On my walk, I pass a large building that never ends and another dorm identical to the one I just left. The chickens are now bobbing their way towards it. I briefly consider asking someone if it is normal for chickens to be running around, but no passersby has batted an eye, so I ignore them once again. The next building I come across seems to try too hard. A candy-apple red brick path leads to an austere-looking inn with tall columns and a big glass door. Jazz music is playing for the guests that sit on the patio, most likely because the inn workers think that playing jazz music makes the Andover Inn classy and refined. I think that the fact that the inn sits on the campus of a prestigious prep school in a wealthy town would do that, but I’m sure the jazz music really puts it on the cutting edge, as far as inns go.

I stop across the street from the church, a little surprised that there is one. Grey steps lead to four columns and more red brick, which support a mint-green spire. On the other side of a short stone wall to my left, students lounge, play Frisbee, and, for lack of a better term, canoodle. Most of them look older. I swear, some of them could be twenty. I feel like a baby.

I finally arrive at the Main Street light and wait patiently for a walk sign. When it appears, a loud chirping sound fills the air and for one moment, it drowns out the sound of the real birds I had been hearing my whole walk. Before I cross, another car manages to slip past me, and I am momentarily taken aback—that guy just ran a red light! I’m alone at the crosswalk, though, and there’s no one to tell or raise my eyebrows at. So I keep walking, my destination in sight.

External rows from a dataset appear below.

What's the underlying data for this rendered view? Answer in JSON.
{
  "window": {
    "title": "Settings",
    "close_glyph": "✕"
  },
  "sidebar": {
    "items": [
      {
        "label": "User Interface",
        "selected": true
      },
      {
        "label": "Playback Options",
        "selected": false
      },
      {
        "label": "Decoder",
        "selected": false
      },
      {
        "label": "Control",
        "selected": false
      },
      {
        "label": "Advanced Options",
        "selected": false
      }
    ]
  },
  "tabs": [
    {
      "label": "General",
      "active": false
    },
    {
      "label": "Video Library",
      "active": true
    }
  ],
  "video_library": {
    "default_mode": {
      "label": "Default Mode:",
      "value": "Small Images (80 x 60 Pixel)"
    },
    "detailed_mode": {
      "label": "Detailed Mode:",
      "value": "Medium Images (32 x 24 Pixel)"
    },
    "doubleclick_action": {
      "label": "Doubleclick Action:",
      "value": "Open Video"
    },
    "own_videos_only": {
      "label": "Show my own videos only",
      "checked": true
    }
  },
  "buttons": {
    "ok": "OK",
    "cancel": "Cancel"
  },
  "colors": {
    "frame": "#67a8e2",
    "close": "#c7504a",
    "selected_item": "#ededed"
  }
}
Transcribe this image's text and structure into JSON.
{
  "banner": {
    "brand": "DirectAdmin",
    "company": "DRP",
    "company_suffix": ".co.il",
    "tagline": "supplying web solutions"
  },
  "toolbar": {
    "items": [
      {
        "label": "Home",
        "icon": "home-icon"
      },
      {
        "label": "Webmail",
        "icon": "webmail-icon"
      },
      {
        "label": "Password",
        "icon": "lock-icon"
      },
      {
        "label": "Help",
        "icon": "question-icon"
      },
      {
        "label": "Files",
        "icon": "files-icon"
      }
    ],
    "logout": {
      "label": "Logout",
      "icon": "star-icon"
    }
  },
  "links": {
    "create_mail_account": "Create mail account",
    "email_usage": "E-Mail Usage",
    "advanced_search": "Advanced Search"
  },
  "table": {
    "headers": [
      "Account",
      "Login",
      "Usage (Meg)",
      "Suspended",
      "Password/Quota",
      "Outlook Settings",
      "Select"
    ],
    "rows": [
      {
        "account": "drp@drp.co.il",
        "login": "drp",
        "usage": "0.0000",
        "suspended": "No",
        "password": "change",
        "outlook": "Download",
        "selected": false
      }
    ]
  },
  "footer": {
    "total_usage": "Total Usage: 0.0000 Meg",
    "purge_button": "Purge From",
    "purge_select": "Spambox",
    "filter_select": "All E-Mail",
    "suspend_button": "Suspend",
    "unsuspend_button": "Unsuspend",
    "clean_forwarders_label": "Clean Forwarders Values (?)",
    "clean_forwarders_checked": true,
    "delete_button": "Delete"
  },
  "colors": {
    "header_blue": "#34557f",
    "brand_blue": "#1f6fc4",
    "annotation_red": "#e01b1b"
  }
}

Finally, I see it. Graves Hall. It’s beautiful, in an old-building sort of way. It doesn’t have an air of pretentiousness, like the inn I saw earlier, and it’s not nearly as chicken-infested as the bomb shelter-like dorm I left. It has a few stairs leading up to the door and, like nearly every other building on campus, red brick. I climb up the front stairs, and then down another flight once I’m inside. It’s hot. Stuffy.  A little musty. But I like it there. I hear the sweet sound of violins—no, violas— somewhere down the hall. Someone behind a paper-thin wall mumbles to herself as she strikes keys on a piano. “One-e-and-a-two-e-and-a-three-e-and-a-shootthat’snotright.” I can hear them start again, and then again. Someone skillfully practices arpeggios on a flute, and I suddenly remember why I made this trek in the first place. I go to locker 16 (which has a broken lock), pull out a flute, and pick a tiny room at the end of the hall. A window overlooks my path, straight down the line. I shut the door and finally put the cool metal to my lips. I breathe into my flute to warm it up, and my instrument makes a tiny chirp.